New York Daily News
It’s impossible for us Democrats to believe, but the polling data have been clear.
While we see MAGA Republicans as the very definition of extremism, and our own co-partisans as mainstream moderates, voters have believed Democrats and Republicans are equally extreme.
As far as we’re concerned, outlawing abortion even in cases of rape, incest and danger to the mother’s health is extreme. Trying to overturn an election, foment a riot and nullify millions of votes is extreme. Eliminating healthcare coverage for 40 million Americans is extreme. Rounding up and expelling millions of immigrants is extreme.
From our perspective there is nothing in the Democratic platform that comes close to the extremism infusing Republicans’ agenda.
Yet voters perceive it differently.
In a 2022 YouGov poll, 49% said Democrats needed more moderate candidates, while a slightly lesser 47% expressed that view about Republicans. Last year, Morning Consult found voters saying Democrats are more ideologically extreme than Republicans by a 9-point margin. The University of Chicago’s National Opinion Research Center’s Votecast survey asked whether each party was “too tolerant of extremist groups.” Fifty-three percent (53%) said Republicans were too tolerant of extremists whereas an identical 53% said Democrats were.
All that said, this year’s primaries now coming to a close, reflect a changed reality—Republicans are embracing extremism, while Democrats are rejecting it.
After victories by a series of far-left, anti-Israel candidates, DMFI PAC decided to push back. Beginning in a special election between Shontel Brown and Bernie Sanders’ acolyte Nina Turner, we got deeply involved. While the pro-Turner forces outspent the pro-Brown alliance, we provided enough support to tell each candidate’s story. Turner began with a 35-point lead but ended up losing the special primary election to now Congresswoman Bown.
It was a turning point.
Last cycle we helped defeat Squad adjacent Congresswoman Marie Newman.

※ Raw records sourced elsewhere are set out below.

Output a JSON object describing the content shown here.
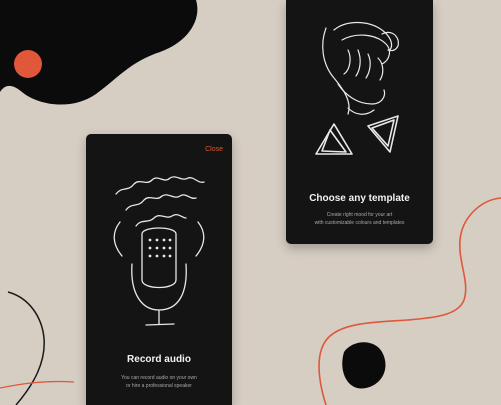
{
  "colors": {
    "background": "#d6cdc3",
    "phone": "#141414",
    "accent": "#e0573a",
    "blob": "#0b0b0b",
    "sketch": "#e8e8e8"
  },
  "record_screen": {
    "close_label": "Close",
    "title": "Record audio",
    "description_line1": "You can record audio on your own",
    "description_line2": "or hire a professional speaker",
    "illustration_icon": "microphone-sketch-icon"
  },
  "template_screen": {
    "title": "Choose any template",
    "description_line1": "Create right mood for your art",
    "description_line2": "with customizable colours and templates",
    "illustration_icon": "face-and-triangles-sketch-icon"
  }
}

This year, thanks to great candidates and great campaigns, we helped George Latimer and Wesley Bell defeat Squad members—the radical left caucus among Congressional Democrats—Jamaal Bowman and Cori Bush.
And across the country—from Arizona to Oregon to Texas—we helped defeat Squad wannabes.
Extremism is in retreat in the Democratic Party.
Meanwhile it’s on the march among Republicans. While 28% of Democrats identify themselves as “very liberal,” 45% of Republicans label themselves “very conservative” in a Manhattan Institute poll.
Donald Trump and his extremist MAGA Republicans have taken over the GOP. They changed the party’s platform, killed off it’s internationalist sentiments, and nominated the candidates of their choosing in race after race. According to Ballotpedia Trump’s Republican endorsees won 94% of their primary contests.
During the same cycle DMFI endorsees won 98% of their primaries.
A 94% win rate for Republican extremists, and a 98% win rate for mainstream Democrats.
While our organization worked successfully to oust people like Jamaal Bowman, Cori Bush, and Marie Newman from the House of Representatives, extremist Republicans like Matt Gaetz and Majorie Taylor Green not only go effectively unchallenged but are given prime speaking slots at the Republican National Convention.
Indeed, the GOP’s quadrennial gathering heard from three leading antisemites in one night—Green of Jewish space lasers fame, Holocaust denier and North Carolina Lt. Governor Mark Robinson, and Charlie Kirk whose Turning Point USA organization was labeled “an anti-Semitic grifting operation” by a mainstream conservative leader.
Are voters noticing the difference in the way the two parties are dealing with their extremists?
The evidence is far from complete, but there are some potentially important straws floating in the wind. In contrast to polls in previous years, a Data for Progress survey in early August found voters more likely to identify the GOP as extreme than the Democrats by a 13-point margin.
Just completed CNN polling in six swing states found on average, Donald Trump was more likely than Kamala Harris to be seen as too extreme by a 10-point margin.
As Democrats rid themselves of extremists, we are becoming more acceptable to more voters.
For the country’s sake Republicans should take a lesson.